The programme includes theatre, film, music, visual arts and panel discussions. In my mind St. Patrick’s Day entertainment can be a bit backwards-looking and overly concerned with traditional Irishness, but the work on offer here is all very contemporary. It’s still Irish but it’s about what’s going on in the country now. There are also no old reliables here, it’s a lot of brand new work being shown for the first time. I’m very excited about the work on offer and I think it’s great to see Irish work like this as part of the St. Patrick’s Day celebrations in Ireland. Usually you see Irish artists going abroad to be part of Irish festivals or festivals of Irish work at this time of year, and it’s get some of that at home.
Unsurprisingly, I am most excited by the theatre on offer. I’ve already written about Tara Flynn’s show Not A Funny Word in my recommendations for this year. (It will also be on in the Everyman in Cork on the 26th April. Please see it if you get a chance, it’s a very funny, very moving show.)

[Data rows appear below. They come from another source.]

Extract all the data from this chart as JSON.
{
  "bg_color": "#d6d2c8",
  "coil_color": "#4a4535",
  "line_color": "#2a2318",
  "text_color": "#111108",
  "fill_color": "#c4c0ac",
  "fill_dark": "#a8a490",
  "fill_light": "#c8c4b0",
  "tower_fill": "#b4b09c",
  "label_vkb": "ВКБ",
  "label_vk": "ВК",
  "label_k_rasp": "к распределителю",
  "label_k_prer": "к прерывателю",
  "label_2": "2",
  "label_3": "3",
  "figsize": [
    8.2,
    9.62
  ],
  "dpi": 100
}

Money is a show about the 2008 Irish bail-out. It is written and performed by actor and accountant Peter Daly. If anyone can make sense of that turbulent time in Irish history, it’s him. I am certainly hoping to leave with a better understanding of the whole financial crisis.
Veronica Dyas’s Here & Now is about becoming an accidental landlord when the financial crash put her into negative equity. It’s about the housing crisis and homelessness, and asks what we really need to live.
The Mouth Of A Shark, a new show from Change of Address, will present the real-life stories of asylum seekers and Irish emigrants. Change of Address brought the wonderful story-telling show Trophy to Barnardo Square during last year’s Fringe Festival which I enjoyed immensely.
There’s also a very new, work-in-progress showing of a spoken word piece by Clare Dunne. Sure Look It, Fuck It is about a returning emigrant. Clare was fantastic in Tribes at the Gate as part of last year’s Dublin Theatre Festival and is currently on stage at there in Look Back in Anger. I think she’s a fantastic performer and I’m looking forward to this.
As well as all that theatre, there’s the Townhall Sessions series of talks about life in the city. There’s lots more details here, including videos from the speakers. These sessions are €6 each.
On St. Patrick’s night, there’s the WERKHouse party which will probably have a few Riot-like short performances. The next day, there’s a programme of films about people on the edges of society, including Adam & Paul which will be introduced by its Oscar Nominated director Lenny Abrahamson and writer and lead actor Mark O’Halloran.
An exhibition/installation, Made in Dublin will also take place in the Complex for the two weeks of the festivals. There’s also a performance from the High Hopes Choir.